Last Tuesday was my father's 50th birthday. I wanted to concoct something faaabulous for him. Unfortunately, many of his loved ones had this plan, too. People were assigning themselves courses right and left. As quick as I could, I assigned myself cake duty. Mistake??? Well, not exactly. Considering how indecisive I can be at times, and the infinite number of recipes entitled "The Best Birthday Cake Ever", this could have been trouble. I had been, however, trolling CulinaryConcoctionsByPeabody regularly. THANK YOU PEABODY! I still had a hard time making up my mind to actually stick with one recipe (as opposed to cramming 4 or 5 into one). Peabody's Bailey’s Caramel Irish Cream Cake (http://www.culinaryconcoctionsbypeabody.com/2007/09/19/totally-awesome-fer-sure-dude/) seemed decadent, and extravagant enough to celebrate a 50th birthday.

If you go to Peabody's website, you will see that I left off the store bought caramel topping, and opted to top the cake with leftover ganache and frosting bits. I just piped them into little mounds.

Oh! Speaking of leftover frosting and ganache...boy was there plenty! Peabody often makes "small batch" baked goods. This recipe was for a "regular" (9 inch rounds) sized cake. I literally could have frosted 24 cupcakes in addition to the cake. And by no means am I a stingy froster.

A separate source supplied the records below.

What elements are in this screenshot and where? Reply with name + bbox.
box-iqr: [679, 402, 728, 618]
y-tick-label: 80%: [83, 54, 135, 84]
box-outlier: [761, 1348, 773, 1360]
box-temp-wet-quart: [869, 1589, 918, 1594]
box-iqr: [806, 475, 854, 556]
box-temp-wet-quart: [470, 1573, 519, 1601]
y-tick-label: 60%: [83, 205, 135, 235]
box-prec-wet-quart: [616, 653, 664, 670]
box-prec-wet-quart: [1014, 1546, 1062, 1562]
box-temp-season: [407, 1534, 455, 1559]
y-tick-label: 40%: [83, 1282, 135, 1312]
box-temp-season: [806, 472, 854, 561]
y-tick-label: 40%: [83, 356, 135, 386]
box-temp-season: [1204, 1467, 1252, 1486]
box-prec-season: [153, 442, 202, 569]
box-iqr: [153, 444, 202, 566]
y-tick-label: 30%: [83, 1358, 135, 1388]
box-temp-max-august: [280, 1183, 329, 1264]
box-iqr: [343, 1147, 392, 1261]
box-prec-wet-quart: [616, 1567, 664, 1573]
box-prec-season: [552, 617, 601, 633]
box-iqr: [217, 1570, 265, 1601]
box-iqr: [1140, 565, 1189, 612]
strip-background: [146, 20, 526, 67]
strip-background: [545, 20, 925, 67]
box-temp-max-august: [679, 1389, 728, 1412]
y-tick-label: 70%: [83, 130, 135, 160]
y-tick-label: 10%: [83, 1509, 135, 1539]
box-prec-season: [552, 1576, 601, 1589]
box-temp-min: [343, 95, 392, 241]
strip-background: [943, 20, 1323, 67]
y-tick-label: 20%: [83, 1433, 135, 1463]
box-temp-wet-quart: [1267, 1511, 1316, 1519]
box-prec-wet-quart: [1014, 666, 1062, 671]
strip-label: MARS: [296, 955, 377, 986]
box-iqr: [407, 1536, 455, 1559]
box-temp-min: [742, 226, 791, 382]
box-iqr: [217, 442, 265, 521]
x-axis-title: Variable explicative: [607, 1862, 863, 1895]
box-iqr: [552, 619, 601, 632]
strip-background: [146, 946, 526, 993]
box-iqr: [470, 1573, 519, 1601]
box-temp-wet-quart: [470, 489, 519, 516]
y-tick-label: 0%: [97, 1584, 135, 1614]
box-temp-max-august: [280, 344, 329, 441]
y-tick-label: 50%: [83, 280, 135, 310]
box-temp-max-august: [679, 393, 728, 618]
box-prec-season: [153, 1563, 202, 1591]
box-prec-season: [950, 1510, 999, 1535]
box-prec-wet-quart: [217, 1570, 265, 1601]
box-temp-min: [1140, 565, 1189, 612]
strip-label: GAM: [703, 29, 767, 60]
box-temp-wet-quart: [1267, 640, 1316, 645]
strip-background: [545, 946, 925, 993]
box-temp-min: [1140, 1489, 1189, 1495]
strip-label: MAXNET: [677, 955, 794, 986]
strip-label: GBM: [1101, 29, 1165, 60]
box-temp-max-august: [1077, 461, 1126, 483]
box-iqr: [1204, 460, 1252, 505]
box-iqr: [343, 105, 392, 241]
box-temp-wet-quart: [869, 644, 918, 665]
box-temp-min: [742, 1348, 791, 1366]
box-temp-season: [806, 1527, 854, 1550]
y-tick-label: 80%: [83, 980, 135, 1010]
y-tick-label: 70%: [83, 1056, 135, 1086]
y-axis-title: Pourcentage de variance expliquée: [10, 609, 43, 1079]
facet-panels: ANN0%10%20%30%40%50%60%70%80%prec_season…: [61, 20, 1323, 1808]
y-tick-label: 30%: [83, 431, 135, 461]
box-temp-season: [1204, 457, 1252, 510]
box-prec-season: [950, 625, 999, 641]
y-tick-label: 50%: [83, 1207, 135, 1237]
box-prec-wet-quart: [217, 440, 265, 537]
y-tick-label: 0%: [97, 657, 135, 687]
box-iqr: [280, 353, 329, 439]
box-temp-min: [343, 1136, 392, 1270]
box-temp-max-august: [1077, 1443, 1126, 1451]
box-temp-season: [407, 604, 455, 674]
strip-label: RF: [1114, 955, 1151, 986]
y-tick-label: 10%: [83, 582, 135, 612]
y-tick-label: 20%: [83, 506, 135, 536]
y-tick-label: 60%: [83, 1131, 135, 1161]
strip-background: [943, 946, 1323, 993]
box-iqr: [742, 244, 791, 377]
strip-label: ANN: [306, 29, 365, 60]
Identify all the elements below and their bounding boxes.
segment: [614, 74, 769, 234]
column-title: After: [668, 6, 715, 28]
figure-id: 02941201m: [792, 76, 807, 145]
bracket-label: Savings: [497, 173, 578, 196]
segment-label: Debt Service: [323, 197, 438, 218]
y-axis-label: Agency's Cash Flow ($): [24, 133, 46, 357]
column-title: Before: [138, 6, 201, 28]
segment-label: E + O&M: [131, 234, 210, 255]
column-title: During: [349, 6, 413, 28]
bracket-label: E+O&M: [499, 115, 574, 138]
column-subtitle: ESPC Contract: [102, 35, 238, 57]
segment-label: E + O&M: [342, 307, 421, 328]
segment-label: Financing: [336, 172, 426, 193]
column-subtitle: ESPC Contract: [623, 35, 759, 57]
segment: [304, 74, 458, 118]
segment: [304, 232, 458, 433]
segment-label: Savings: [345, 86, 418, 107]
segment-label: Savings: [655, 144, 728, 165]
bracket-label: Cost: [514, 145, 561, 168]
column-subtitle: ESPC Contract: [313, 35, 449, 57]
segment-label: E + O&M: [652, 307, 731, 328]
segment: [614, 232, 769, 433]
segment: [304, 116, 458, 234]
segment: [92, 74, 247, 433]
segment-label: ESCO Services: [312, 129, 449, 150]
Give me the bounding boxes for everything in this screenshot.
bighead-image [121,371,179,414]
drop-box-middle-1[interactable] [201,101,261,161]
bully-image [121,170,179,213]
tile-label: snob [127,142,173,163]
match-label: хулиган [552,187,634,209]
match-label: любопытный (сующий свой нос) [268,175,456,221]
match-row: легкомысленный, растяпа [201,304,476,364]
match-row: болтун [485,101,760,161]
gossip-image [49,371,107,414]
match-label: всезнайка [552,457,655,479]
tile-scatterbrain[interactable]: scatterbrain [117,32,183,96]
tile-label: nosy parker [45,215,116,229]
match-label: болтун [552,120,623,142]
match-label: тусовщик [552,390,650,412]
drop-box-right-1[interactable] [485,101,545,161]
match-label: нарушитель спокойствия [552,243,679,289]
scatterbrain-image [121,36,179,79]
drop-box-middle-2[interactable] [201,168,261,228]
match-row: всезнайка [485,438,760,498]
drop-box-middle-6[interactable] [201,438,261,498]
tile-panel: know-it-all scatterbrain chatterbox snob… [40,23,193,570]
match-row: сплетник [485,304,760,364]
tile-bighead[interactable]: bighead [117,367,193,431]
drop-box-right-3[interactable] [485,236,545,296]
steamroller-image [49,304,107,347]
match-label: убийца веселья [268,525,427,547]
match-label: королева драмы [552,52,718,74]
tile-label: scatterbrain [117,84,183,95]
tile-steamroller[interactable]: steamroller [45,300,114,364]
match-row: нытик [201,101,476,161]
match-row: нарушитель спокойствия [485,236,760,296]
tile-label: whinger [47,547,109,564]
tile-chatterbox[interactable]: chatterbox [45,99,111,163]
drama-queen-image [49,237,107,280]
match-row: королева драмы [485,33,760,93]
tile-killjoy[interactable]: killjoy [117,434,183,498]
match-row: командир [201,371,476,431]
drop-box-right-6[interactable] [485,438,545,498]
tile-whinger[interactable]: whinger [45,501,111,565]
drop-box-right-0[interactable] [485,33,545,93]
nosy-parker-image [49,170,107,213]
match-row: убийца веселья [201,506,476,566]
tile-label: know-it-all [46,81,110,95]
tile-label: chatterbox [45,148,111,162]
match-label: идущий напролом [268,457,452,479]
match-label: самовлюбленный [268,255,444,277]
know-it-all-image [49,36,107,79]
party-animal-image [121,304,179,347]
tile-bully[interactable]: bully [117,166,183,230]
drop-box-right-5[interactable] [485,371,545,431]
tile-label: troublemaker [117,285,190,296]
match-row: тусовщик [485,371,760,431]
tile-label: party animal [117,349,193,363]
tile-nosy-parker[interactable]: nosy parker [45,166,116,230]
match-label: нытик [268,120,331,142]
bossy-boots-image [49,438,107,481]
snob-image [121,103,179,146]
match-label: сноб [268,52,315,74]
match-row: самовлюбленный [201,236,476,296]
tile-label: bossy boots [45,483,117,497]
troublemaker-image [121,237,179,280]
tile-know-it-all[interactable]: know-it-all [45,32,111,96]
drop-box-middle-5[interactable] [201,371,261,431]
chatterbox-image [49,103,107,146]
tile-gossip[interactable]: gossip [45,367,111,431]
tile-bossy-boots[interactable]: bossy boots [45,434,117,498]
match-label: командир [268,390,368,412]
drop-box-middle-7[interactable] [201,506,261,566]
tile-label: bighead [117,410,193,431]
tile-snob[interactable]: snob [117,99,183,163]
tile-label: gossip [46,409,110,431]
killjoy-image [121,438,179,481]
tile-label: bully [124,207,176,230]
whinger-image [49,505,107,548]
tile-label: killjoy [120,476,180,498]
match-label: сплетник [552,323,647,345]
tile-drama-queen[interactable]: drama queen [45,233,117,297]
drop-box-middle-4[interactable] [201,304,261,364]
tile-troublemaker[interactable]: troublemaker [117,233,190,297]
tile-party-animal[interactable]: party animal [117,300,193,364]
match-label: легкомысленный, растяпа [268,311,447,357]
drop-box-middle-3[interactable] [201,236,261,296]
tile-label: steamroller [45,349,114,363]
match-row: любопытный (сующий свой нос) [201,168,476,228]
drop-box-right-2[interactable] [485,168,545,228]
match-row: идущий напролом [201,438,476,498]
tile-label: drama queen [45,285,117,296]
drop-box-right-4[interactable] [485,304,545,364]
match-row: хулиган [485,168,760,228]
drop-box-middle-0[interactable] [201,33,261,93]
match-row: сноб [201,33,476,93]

Also, as the name of my blog would suggest, I am in fact, in Utah. See: High Altitude. This being said, I would absolutely use Peabody's recipe as a base again in the future, albeit a loose base. I loved the frosting. I would be happy with a regular ol' ganache...no caramel candies necessary (as they didn't add much flavor IMHO). The cake layers were too dense and crumby for Salt City elevation. Don't get me wrong, the cake got rave reviews, there are just a few things I could tweak to guild the lily in the future.










the B.L.O.G. creation

As of late, I have been wasting A LOT of time reading food blogs. Certainly not in vain, as I have come across many an integral recipe. It was only a matter of time before I hopped on the wagon and created my own. I cook. I bake. I take pictures of the things I eat. It would be tragic if I were the only person who got to enjoy my mishaps, miracles, mistakes, messes, and everything inbetween.